Abstract

Markov chain is one of the most widely used methods for land use change forecasting, however, it's a non-spatial model and few papers have discussed the effects of time-duration on its performance. In this paper, we first present the primary methodologies of the Spatial-Markov model, which endows the ordinary Markov chain with spatial dimension using spatial analysis techniques, and then explore the effects of forecasting time-duration on the model's performance. By taking Shandong province, China as a case study area, land use maps in 1990, 1995, 2000, 2005 and 2010 were created using on Landsat images and then the Spatial-Markov model was developed at 1 km spatial scale. In detail, we repeatedly run the model by choosing different initial time points and the same time step (five year interval) to simulate the spatial-temporal dynamics of land use change from 1990 to 2010. The forecasting results of a single run included a stack of ratio scale images and a derived nominal scale image, chi(2) test and Kappa coefficient were adopted to evaluate their accuracy respectively.
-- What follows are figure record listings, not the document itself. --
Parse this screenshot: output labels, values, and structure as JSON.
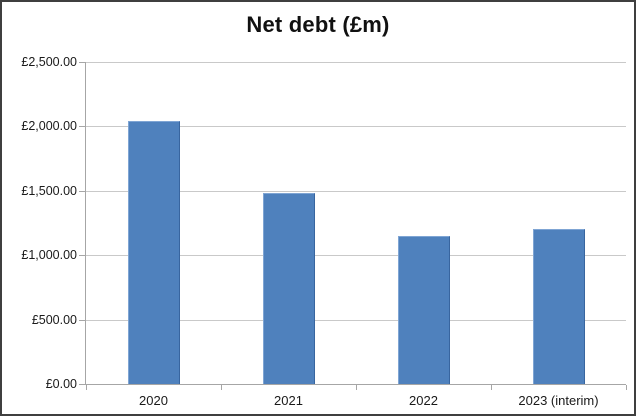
{
  "chart_data": {
    "type": "bar",
    "title": "Net debt (£m)",
    "categories": [
      "2020",
      "2021",
      "2022",
      "2023 (interim)"
    ],
    "values": [
      2040,
      1480,
      1150,
      1200
    ],
    "y_tick_labels": [
      "£0.00",
      "£500.00",
      "£1,000.00",
      "£1,500.00",
      "£2,000.00",
      "£2,500.00"
    ],
    "y_tick_values": [
      0,
      500,
      1000,
      1500,
      2000,
      2500
    ],
    "ylim": [
      0,
      2500
    ],
    "xlabel": "",
    "ylabel": "",
    "grid": true,
    "legend": false,
    "layout": {
      "gridlines_horizontal": true,
      "bars_over_gridlines": true,
      "axis_ticks_outside": true
    },
    "colors": {
      "bar_fill": "#4F81BD",
      "bar_edge_light": "#7FA5D4",
      "bar_edge_dark": "#38659F",
      "gridline": "#C9C9C9",
      "axis_line": "#A6A6A6",
      "frame_border": "#3F3F3F",
      "title_text": "#111111",
      "label_text": "#1A1A1A",
      "background": "#FFFFFF"
    }
  }
}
It turned out that the Spatial-Markov model could achieve very good performance for short period forecasting. For the case study, it was quite qualified for the prediction of three time steps (up to 15 years) or more within which the results had much high reliability, however, time-duration of forecasting had much significant impact on the model's performance, the longer the forecasting duration, the lower the model's accuracy.